Trainingsrevolution? Wie der „LED-Court“ der Basketballer den Fußball verändern könnte
Taktik & Theorie 17.April.2016 Rene Maric 0
In der US-amerikanischen Basketballliga, der NBA, sorgt eine neue Idee für Furore. Sogenannte „LED-Courts“ sollen Trainern bei der Umsetzung ihrer Konzepte im Training helfen. 2014 gab es den ersten solcher LED-Courts, welche u.a. auch das Tracking erlauben und somit ein starkes Werkzeug darstellen.

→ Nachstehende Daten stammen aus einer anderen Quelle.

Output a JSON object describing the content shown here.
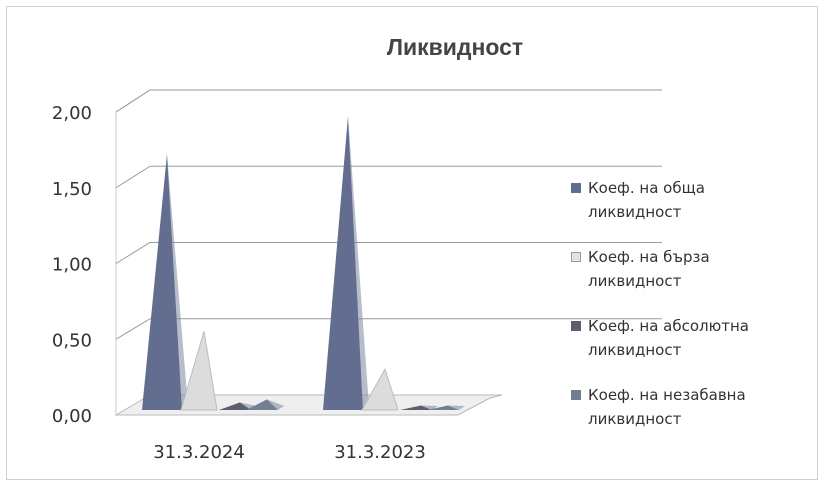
{
  "chart_data": {
    "type": "area",
    "title": "Ликвидност",
    "categories": [
      "31.3.2024",
      "31.3.2023"
    ],
    "yticks": [
      "0,00",
      "0,50",
      "1,00",
      "1,50",
      "2,00"
    ],
    "ylim": [
      0,
      2
    ],
    "grid": true,
    "legend_position": "right",
    "series": [
      {
        "name": "Коеф. на обща ликвидност",
        "values": [
          1.69,
          1.94
        ],
        "color": "#626d8f"
      },
      {
        "name": "Коеф. на бърза ликвидност",
        "values": [
          0.52,
          0.27
        ],
        "color": "#dcdcdc"
      },
      {
        "name": "Коеф. на абсолютна ликвидност",
        "values": [
          0.05,
          0.03
        ],
        "color": "#5b5f6e"
      },
      {
        "name": "Коеф. на незабавна ликвидност",
        "values": [
          0.07,
          0.03
        ],
        "color": "#727f92"
      }
    ]
  }
}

In diesem Video gibt es eine Demonstration davon:
Auch im Fußball wäre ein solcher LED-Court prinzipiell nutzbar; und könnte bei richtiger Einbindung das Fußballspiel revolutionieren.
Belastungssteuerung
Ein fundamentaler Punkt ist die Kontrolle über die Belastung der Spieler. Mithilfe des LED-Courts und des dazugehörigen Trackings kann gemessen werden, wie intensiv die Spieler bei bestimmten Trainingsformen belastet werden. Grundsätzlich ist es möglich für jeden einzelnen Spieler zu bestimmen, wie viele Meter er in welchem Tempo gemacht hat, wie oft er beschleunigt und abgebremst hat und wie viele Pausen er sich nahm. Dies ist insbesondere wichtig für die Planung einer Saison über mehrere Jahre hinweg.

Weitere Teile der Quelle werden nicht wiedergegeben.